November 9, 2006
Cajun Cooking Updated

Before Hurricane Katrina, greater New Orleans had 3,414 restaurants. Today, the total is slightly less than half that.

But here’s the most amazing statistic from Tom Weatherly of the Louisiana Restaurant Association: 398 new restaurants have opened in New Orleans since the wind, rain and flood. A few of them may be relocations, but by and large the number represents entirely new restaurants.

“We’ve been kind of surprised by the number of new openings,” says Weatherly. “A lot of them had been planning to open (before Katrina), then the storm hit, but then they went ahead and went through with it.”

One is Cochon, in the Warehouse District not far from the French Quarter. It opened in April, in a high-ceilinged red-brick building lightened with an industrious use of poplar.
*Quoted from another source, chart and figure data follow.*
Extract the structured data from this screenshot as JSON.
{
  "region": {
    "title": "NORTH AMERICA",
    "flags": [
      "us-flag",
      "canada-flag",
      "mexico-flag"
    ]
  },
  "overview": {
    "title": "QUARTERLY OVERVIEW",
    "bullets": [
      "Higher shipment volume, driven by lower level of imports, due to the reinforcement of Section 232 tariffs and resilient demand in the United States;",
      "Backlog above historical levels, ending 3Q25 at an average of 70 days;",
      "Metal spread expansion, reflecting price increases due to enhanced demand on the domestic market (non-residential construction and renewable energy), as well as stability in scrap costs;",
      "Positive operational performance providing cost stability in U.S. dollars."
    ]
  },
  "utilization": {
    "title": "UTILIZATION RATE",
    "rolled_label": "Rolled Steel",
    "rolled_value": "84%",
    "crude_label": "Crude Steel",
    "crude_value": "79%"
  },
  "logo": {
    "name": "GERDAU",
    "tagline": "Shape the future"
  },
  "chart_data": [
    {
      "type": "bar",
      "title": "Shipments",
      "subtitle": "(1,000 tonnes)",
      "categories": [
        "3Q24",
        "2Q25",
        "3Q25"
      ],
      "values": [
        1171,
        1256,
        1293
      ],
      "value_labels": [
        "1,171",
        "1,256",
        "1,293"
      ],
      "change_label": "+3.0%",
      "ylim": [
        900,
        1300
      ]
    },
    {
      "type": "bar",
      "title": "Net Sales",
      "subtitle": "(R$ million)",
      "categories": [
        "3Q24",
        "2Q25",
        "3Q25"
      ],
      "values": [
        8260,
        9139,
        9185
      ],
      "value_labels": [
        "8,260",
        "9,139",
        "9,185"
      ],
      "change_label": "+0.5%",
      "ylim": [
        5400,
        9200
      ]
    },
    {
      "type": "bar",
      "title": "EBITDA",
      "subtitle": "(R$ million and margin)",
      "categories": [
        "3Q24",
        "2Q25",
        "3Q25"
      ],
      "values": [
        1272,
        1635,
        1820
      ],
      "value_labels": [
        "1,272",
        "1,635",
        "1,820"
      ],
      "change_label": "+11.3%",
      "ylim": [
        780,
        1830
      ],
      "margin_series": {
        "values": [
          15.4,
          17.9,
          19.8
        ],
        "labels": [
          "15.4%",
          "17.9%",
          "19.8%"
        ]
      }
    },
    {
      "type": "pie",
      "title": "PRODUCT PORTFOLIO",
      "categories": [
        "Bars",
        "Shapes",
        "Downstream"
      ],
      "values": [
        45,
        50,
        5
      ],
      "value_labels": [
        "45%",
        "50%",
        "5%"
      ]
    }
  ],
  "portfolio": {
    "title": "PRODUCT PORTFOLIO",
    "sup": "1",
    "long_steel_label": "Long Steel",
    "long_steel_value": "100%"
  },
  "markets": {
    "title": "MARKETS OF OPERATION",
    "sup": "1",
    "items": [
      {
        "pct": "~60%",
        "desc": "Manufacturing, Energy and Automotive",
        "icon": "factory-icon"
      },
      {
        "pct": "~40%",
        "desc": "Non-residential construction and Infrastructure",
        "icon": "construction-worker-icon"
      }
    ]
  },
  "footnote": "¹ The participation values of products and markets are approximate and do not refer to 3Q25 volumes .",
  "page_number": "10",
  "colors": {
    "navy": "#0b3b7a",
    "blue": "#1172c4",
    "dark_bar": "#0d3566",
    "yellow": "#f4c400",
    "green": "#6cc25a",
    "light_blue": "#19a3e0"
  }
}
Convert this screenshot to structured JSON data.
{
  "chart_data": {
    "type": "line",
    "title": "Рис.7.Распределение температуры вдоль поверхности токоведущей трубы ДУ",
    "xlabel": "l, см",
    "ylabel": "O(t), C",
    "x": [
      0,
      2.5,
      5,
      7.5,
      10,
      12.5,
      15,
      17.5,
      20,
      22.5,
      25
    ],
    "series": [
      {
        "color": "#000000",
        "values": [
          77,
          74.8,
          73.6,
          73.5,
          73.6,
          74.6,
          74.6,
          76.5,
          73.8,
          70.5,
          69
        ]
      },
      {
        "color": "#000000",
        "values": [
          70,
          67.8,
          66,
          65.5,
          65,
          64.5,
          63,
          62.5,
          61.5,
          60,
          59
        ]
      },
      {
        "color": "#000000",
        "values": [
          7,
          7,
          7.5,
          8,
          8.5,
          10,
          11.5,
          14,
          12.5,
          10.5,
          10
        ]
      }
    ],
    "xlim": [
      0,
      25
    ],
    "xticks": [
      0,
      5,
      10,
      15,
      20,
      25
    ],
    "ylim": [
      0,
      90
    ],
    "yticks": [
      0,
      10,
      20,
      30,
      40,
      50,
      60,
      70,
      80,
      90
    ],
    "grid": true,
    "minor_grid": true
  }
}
It’s in slats all across one long wall, and in tables and chairs that in their clean and practical lines suggest a modern update of Ozark furnishings. Brett Anderson, restaurant critic of the New Orleans Times-Picayune, thinks Cochon is the best new restaurant to open in the city in some time.

A tall yellow sign out front says “Cajun Southern Cooking.” Sounds kind of redundant, and I’m not even going to venture into the tricky waters of trying to define Cajun cookery. Donald Link, the New Orleans chef who has earned some celebrity beyond the South with his other restaurant in the city, Herbsaint, co-owns Cochon with fellow chef Stephen Stryjewski.

Here’s how “Cajun Southern Cooking” is defined by their menu at Cochon: Spicy grilled pork ribs with watermelon pickle, smoked ham hocks with braised greens, sausage with stoneground grits and peppers, fried boudin with pickled peppers, rabbit and dumplings.

For the most part, our dinner was deftly handled. The oysters of the “wood-fired oyster roast” were fiery with the slap of chile sauce; the fried chicken livers looked like McNuggets but had a dark, earthy flavor lifted by the sweetness and heat of pepper jelly; the black-eyed-pea and pork gumbo resonated with richness and heat; and the smoked beef brisket was tender and rich, with a wonderfully sweet and lingering finish.

On the other hand, the shrimp and crabmeat pie was listless, and the “Louisiana cochon” - shredded pork formed into a round not unlike a crabcake - was woefully oversalted, though I loved the cabbage, turnips, peaches and cracklins that accompanied it.

According to our server, Cochon is the only restaurant in Louisiana to serve moonshine. I’m not sure how they get away with that, but I also have been surprised to see people still smoking in restaurants throughout New Orleans, though I understand that is about to change with tighter restrictions. The best of the four kinds of moonshine they serve, she said, is the Catdaddy Carolina from North Carolina. It’s like Italian grappa, she said, but it isn’t. It arrived in a tiny glass, looking and smelling like a votive candle scented with Christmas spices. Tasted like it, too, with nutmeg the most distinctive flavor. It was warm with alcohol, but also surprisingly smooth and sweet. Grappa is potent and bracing, forcing you to take it cautiously. Catdaddy Carolina went down easily. Must be what they mean when they talk around here about the New South.